We have spoken before about the nineteenth century faces that stare back at us from antique photographs. They seem to possess a haunting element of awareness. None are more haunting than the faces of soldiers from the American Civil War. You wonder just what was in store for these people. And while you might not know, what you do know is how terrible the statistically odds were and the inevitable fact that at the very least the person in the photograph would experience hell. The tense is confusing. Would experience? Did experience? It is the photograph itself that creates the ambiguity.
This morning I came upon the photograph of Figure 1 in the New York Times. If the face is anonymous what do I experience in the seeing? I am are taken by the soft, handsome, youthfulness of the subject. Notice the eyes. They probably were blue. They look slightly way from us in distractedness and the catch-light is there to give the portrait life. And the catch-light is a connecting point, because any of us would light the eyes in just this way if we were taking the image today. There is a certain jauntiness to the tie. Yes it all makes you wonder and it all brings the subject back to life.

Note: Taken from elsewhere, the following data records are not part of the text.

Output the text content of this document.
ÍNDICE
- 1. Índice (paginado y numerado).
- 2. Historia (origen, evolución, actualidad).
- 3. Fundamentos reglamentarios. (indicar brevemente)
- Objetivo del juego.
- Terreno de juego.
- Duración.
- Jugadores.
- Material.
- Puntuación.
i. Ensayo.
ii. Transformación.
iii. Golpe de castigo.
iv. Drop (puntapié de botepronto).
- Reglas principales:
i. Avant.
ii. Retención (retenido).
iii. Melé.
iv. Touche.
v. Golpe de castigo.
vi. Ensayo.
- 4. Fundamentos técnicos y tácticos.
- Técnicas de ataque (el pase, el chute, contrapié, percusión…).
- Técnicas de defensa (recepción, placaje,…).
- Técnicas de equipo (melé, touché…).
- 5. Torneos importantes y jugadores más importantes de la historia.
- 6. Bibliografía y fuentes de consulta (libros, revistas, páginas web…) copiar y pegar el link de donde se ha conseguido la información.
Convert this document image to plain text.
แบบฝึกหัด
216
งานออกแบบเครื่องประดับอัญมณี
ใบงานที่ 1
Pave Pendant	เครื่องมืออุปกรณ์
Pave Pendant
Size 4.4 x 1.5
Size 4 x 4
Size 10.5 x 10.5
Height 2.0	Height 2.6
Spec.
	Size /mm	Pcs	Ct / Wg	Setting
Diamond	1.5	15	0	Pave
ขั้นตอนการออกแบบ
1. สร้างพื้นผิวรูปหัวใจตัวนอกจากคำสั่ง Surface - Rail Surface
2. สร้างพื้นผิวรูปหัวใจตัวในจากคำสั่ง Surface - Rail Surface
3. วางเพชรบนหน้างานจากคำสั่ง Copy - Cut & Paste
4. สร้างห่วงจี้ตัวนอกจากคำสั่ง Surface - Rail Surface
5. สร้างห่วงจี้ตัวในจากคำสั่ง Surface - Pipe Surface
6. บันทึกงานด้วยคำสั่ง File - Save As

But in this case there is no need to wonder. The image is of First Lt. Alonzo H. Cushing. Cushing was a West Point graduate and he was there at the battle, at the spot, and at the most pivotal and momentous of moments. Cushing stood his ground on Cemetery Ridge at Gettysburg against Pickett’s Charge 151 years ago last month. Despite mortal wounds he kept firing his canon. Cushing is credited with playing a major role in turning the tide that day, an event which arguably led to preservation of the Union.which shows West Point graduate and Lt. Alonzo H. Cushing. It seems just a bit incomprehensible. These were the battles of a century and a half ago and a lot has happened since, the world and America have moved on. Yet it was important and for this bravery, Cushing was just posthumously awarded the Congressional Medal of Honor by President Obama.
When he went off to fight, Cushing told a cousin that “I may never return…I will make a name for myself.” Now a hundred years later the promise seems both prophetic and ironic. It makes us realize all the more that everyone of these soldier images, Union and Confederate, is a silent witness to something both monumental, something beyond themselves, and at the same time something intensely personal.
It is really kind of odd the importance we attach to historic photographs of people. Read a biography and you inevitably find yourself drawn to the portraits. Somehow the visage in the photograph gives genuineness and life to the story. In this case what a horrible yet courageous story it was.